Love Among the Chickens by P. G. Wodehouse


First published in 1906, Love Among the Chickens marks the first appearance of Stanley Featherstonehaugh Ukridge, the entrepreneur and con man.  Wodehouse, thinking the book contained some bad writing and was "dated," revised it in 1921.  This week I read a free e-book version of this 1921 revision, using the iBooks application on my iPhone. 

Love Among the Chickens takes place during that period of Ukridge's life when he is married to Millie, the girl with the big round eyes.  Ukridge's latest scheme is to move to the country, to a house he can rent for free, and raise chickens and sell eggs.  He knows nothing about farming or raising animals, but he does not let that discourage him.  He enlists the help of old friend and minor novelist Jeremy Garnet, who knows perhaps even less about chickens.  Garnet finds London in the summer tiresome, and thinks he might be better able to write in the country, so agrees to join Ukridge on this business enterprise.

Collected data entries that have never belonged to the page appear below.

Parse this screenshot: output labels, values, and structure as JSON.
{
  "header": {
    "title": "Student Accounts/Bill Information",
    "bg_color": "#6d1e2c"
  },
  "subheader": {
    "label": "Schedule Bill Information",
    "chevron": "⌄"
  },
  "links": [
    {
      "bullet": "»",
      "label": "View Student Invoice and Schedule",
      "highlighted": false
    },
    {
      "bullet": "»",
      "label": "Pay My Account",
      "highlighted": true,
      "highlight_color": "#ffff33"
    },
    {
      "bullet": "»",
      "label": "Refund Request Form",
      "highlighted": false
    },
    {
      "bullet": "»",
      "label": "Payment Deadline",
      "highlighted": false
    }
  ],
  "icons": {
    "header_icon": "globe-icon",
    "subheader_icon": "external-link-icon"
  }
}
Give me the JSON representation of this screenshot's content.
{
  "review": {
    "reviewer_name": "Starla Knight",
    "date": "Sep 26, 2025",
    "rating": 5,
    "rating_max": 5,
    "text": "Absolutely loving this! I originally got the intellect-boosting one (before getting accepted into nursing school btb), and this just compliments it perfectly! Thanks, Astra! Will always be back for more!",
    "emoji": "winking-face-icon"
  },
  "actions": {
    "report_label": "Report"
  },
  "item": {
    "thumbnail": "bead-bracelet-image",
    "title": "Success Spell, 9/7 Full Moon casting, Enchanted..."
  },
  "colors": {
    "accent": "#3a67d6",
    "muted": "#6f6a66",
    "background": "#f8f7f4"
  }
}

Garnet, who is the book's first person narrator, is actually the main character of the book.  On the train to Ukridge's farm he meets a beautiful girl, and he is happy to find she lives in the same seaside town where Ukridge is setting up his quixotic enterprise.  The girl lives with her father, a short tempered Irish college professor, and disaster strikes when Ukridge, who speaks carelessly, offends the father.  To get back in the professor's good graces Garnet hatches an ill-considered scheme of his own; he bribes the man who rows the professor's boat so that he will upset the boat, providing Garnet the opportunity to rescue the professor from drowning.  At first this scheme bears fruit, and Garnet and the professor are buddies again, but then the boatman, become a laughing stock in the town, spills the beans to save his reputation.

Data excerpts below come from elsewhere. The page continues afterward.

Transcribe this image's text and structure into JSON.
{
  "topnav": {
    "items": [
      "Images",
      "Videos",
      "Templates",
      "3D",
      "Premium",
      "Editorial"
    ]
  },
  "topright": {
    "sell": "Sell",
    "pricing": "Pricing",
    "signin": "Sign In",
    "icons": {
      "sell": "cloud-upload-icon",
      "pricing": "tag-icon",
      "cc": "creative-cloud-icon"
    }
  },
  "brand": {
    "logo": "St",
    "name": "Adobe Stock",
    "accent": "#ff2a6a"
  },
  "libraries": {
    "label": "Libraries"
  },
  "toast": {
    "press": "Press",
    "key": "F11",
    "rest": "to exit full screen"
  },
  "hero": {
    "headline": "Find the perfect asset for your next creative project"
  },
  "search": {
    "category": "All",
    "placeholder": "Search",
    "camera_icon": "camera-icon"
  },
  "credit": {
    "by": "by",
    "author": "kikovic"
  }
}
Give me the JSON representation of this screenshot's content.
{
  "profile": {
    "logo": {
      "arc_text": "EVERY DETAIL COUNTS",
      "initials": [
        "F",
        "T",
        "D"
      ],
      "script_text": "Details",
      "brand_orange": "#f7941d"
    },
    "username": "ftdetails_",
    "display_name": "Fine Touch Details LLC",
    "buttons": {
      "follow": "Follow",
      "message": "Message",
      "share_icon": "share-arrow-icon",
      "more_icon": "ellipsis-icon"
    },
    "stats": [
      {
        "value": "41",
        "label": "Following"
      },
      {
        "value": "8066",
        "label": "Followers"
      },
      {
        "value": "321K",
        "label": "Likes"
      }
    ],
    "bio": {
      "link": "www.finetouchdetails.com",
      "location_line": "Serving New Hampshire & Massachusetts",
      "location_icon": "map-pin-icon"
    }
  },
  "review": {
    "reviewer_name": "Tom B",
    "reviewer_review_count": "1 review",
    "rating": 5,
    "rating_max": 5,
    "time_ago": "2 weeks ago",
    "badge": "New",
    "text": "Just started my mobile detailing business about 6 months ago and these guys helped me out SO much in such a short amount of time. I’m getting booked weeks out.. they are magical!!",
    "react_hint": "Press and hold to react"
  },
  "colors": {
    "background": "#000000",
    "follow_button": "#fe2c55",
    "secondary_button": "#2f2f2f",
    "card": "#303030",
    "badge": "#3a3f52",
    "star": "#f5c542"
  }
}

Love Among the Chickens is a pleasant light entertainment, but lacks much of the appeal of the famous Jeeves and Wooster stories I've been reading for decades and the Ukridge stories I read earlier this month.  Compared to Wodehouse's later work, Love Among the Chickens feels long-winded and conventional.  There are descriptions of sunsets and scenery, and even sincere love scenes in which the hero declares his love and asks for his beloved's hand in marriage.  The two plots of the book (Garnet's courtship of the girl and Ukridge's doomed chicken farm) don't mesh together well, and they both get totally independent (and long) scenes in which they are anti-climactically resolved.  The love plot resolution is OK (Garnet lets the prof beat him at golf), but the chicken farm plot ends in a disappointing deus ex machina (Millie's aunt pays off Ukridge's creditors after said creditors seize and destroy the farm.)  The farm plot is resolved long after the love story is put aside, so the book ends on a low note.

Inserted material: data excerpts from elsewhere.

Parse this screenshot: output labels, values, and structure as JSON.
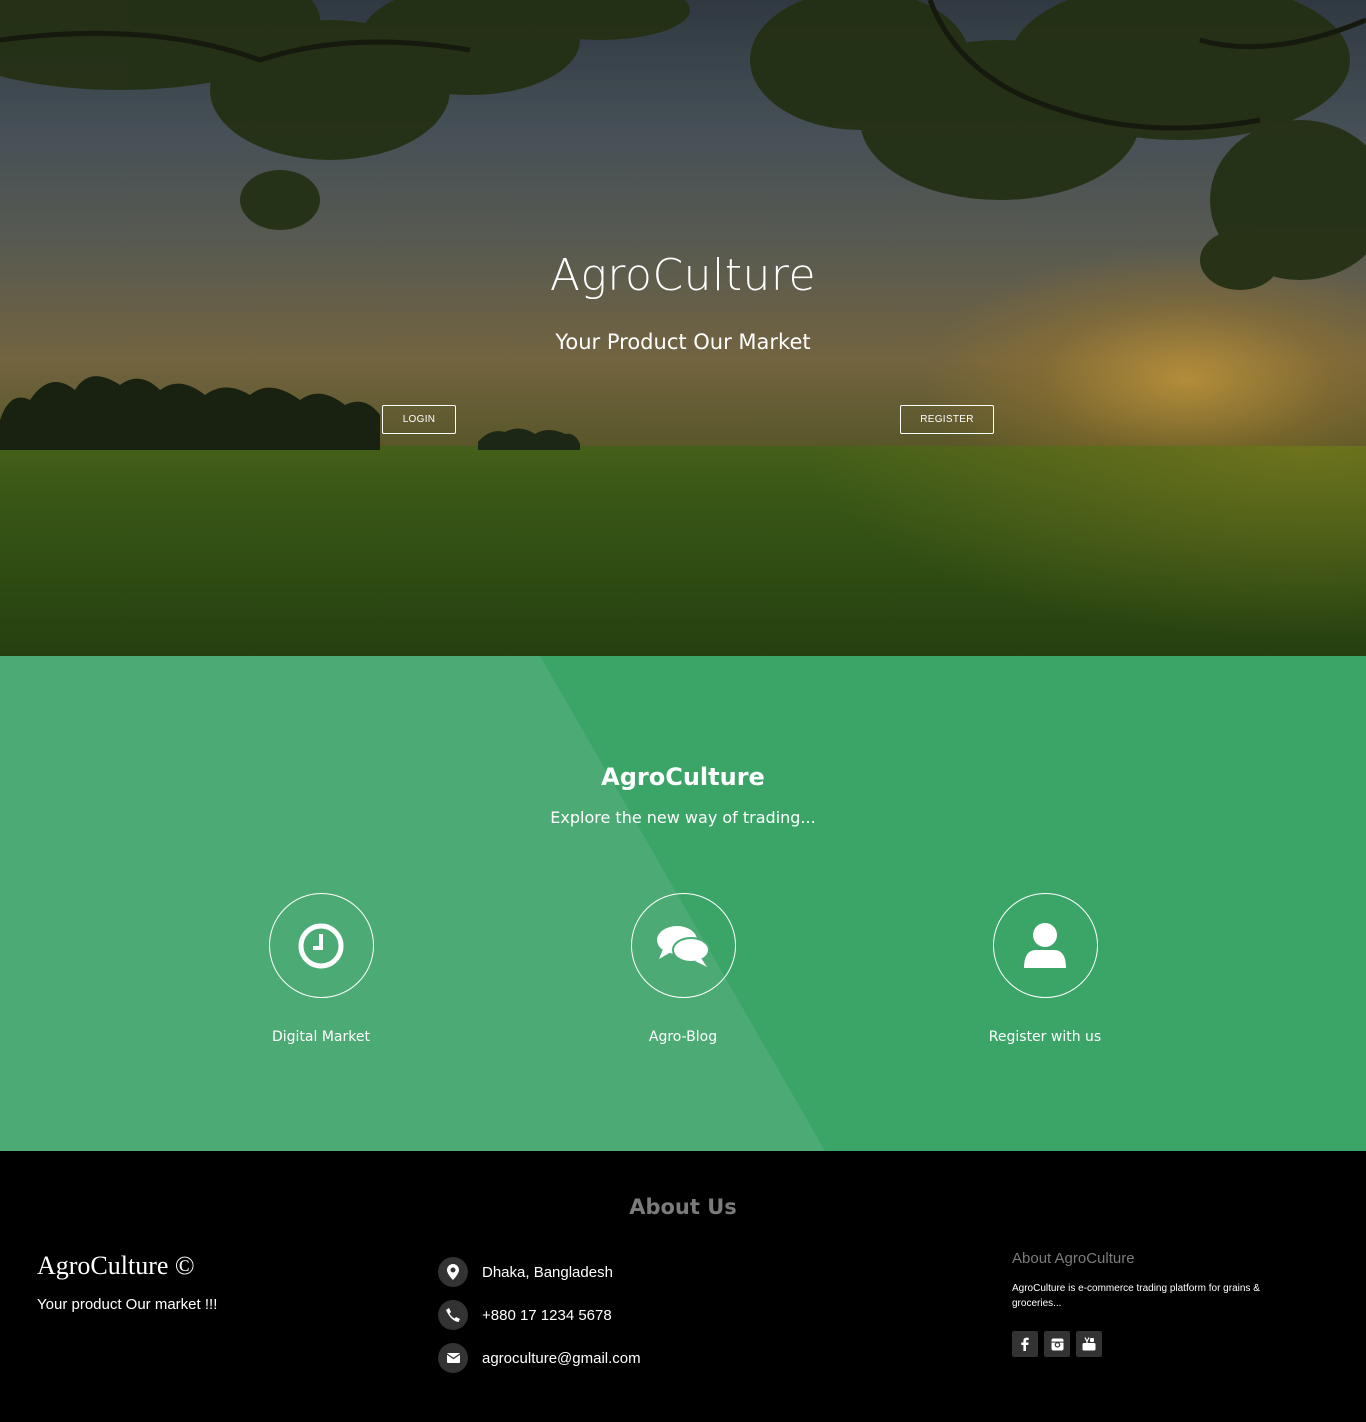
{
  "hero": {
    "title": "AgroCulture",
    "subtitle": "Your Product Our Market",
    "login_label": "LOGIN",
    "register_label": "REGISTER"
  },
  "features": {
    "title": "AgroCulture",
    "subtitle": "Explore the new way of trading...",
    "items": [
      {
        "label": "Digital Market",
        "icon": "clock-icon"
      },
      {
        "label": "Agro-Blog",
        "icon": "chat-bubbles-icon"
      },
      {
        "label": "Register with us",
        "icon": "user-icon"
      }
    ]
  },
  "footer": {
    "about_title": "About Us",
    "brand": "AgroCulture ©",
    "brand_tagline": "Your product Our market !!!",
    "contacts": [
      {
        "icon": "map-marker-icon",
        "text": "Dhaka, Bangladesh"
      },
      {
        "icon": "phone-icon",
        "text": "+880 17 1234 5678"
      },
      {
        "icon": "envelope-icon",
        "text": "agroculture@gmail.com"
      }
    ],
    "about_heading": "About AgroCulture",
    "about_text": "AgroCulture is e-commerce trading platform for grains & groceries...",
    "socials": [
      "facebook-icon",
      "instagram-icon",
      "youtube-icon"
    ]
  },
  "colors": {
    "green_primary": "#3ba568",
    "green_light": "#4cab74",
    "footer_bg": "#000000",
    "muted_text": "#7b7b7b"
  }
}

The other Wodehouse work with which I am familiar is much leaner, and faintly subversive.  Every paragraph is dedicated to making you laugh or quickly advancing the plot, while the main characters act selfishly, callously, antisocially, driven by irrational passions and fears, always trying to escape their obligations.  Relationships, between men and women, between aunts and nephews, and between friends, are always difficult and exploitative.  It is true that Ukridge and Garnet in this novel act stupidly and take advantage of people, and there are funny parts, but Love Among the Chickens lacks a certain edge, the love elements seem totally sincere, and there is too much superfluous material about how lovely the ocean is.

A nice diversion and an interesting specimen of Wodehouse's early work, but the things I love about Wodehouse are only present here in embryonic form.  For Wodehouse completists only.